Прошло тридцать с лишним лет, а Овсеев до сих пор поражался, не мог понять себя тогдашнего. Черная страшная мгла оккупации опустилась на землю, отняв зелень у левад, превратив голубизну беленных подсиненной крейдой хат в серый пепел. Даже ботва буряков помнилась неживой, тускло-графитовой. А ведь сколько передергал ее за себя и за Галю. Но вот она, Галя, осталась в памяти до родинки за маленьким загорелым ушком, до нежного золотого пушка на гладких ногах, когда, подоткнув юбку, месила глину, раскрасневшись и смеясь его неловкости, — топтался пыхтя рядом. И запах ее помнил: чебреца и распаренной пшеницы. И другое: стоял в сенях, застыв, без сил уйти, слушая плеск воды, шлепки босых ног по мазаному полу. В приоткрытой двери кухни мелькало смугло-золотое и молочно-белое, глянцево блестящее. Сзади с улицы могла войти мать или Овчаренчиха, а он забыл о них. Новое, томительно-сладкое шевелилось внутри. И обещало, обещало что-то еще лучшее, еще… еще… И вдруг прямо перед глазами влажный блеск округлого, белого, непонятного; и осознать не успел увиденное, как гневный окрик:
— А ну, геть видселя, матери скажу, який ты поганый хлопчик, — и вместе с ужасом, со стуком захлопнутой двери то обещанное, чего дожидался в томительной неподвижности, окатило теплым снизу доверху, подняло над землей, опустило медленно на глиняный пол, и пустота, и звенящая легкость, и ужас, что застала, что засмеет, выгонит из дома.

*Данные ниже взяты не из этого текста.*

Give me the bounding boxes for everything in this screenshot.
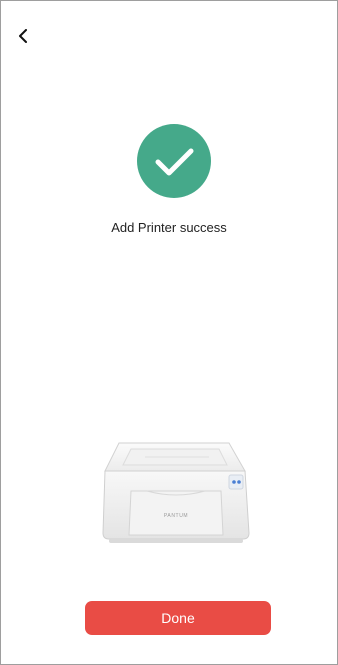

Она не пожаловалась матери и Овчаренчихе, чего боялся весь день мучительно, не попрекнула ни разу, она просто забыла, как забывают о шкоде котенка или щенка. И когда страх позора прошел, наступила обида. Ему прощалось то, что не простила бы никогда взрослому парубку. Например, Паньку. Правда, Панько был полицай, но когда однажды он задержал Галину на краю поля, облапал, будто проверяя, не спрятала ли за пазуху буряк, — Галина так жестко и сильно, грязным, измазанным черноземом кулаком ударила в нос, что потекла струйка крови. И странно — Панько не рассердился, и немцы, из тех, что весь день с автоматами стояли по углам поля, заржали весело.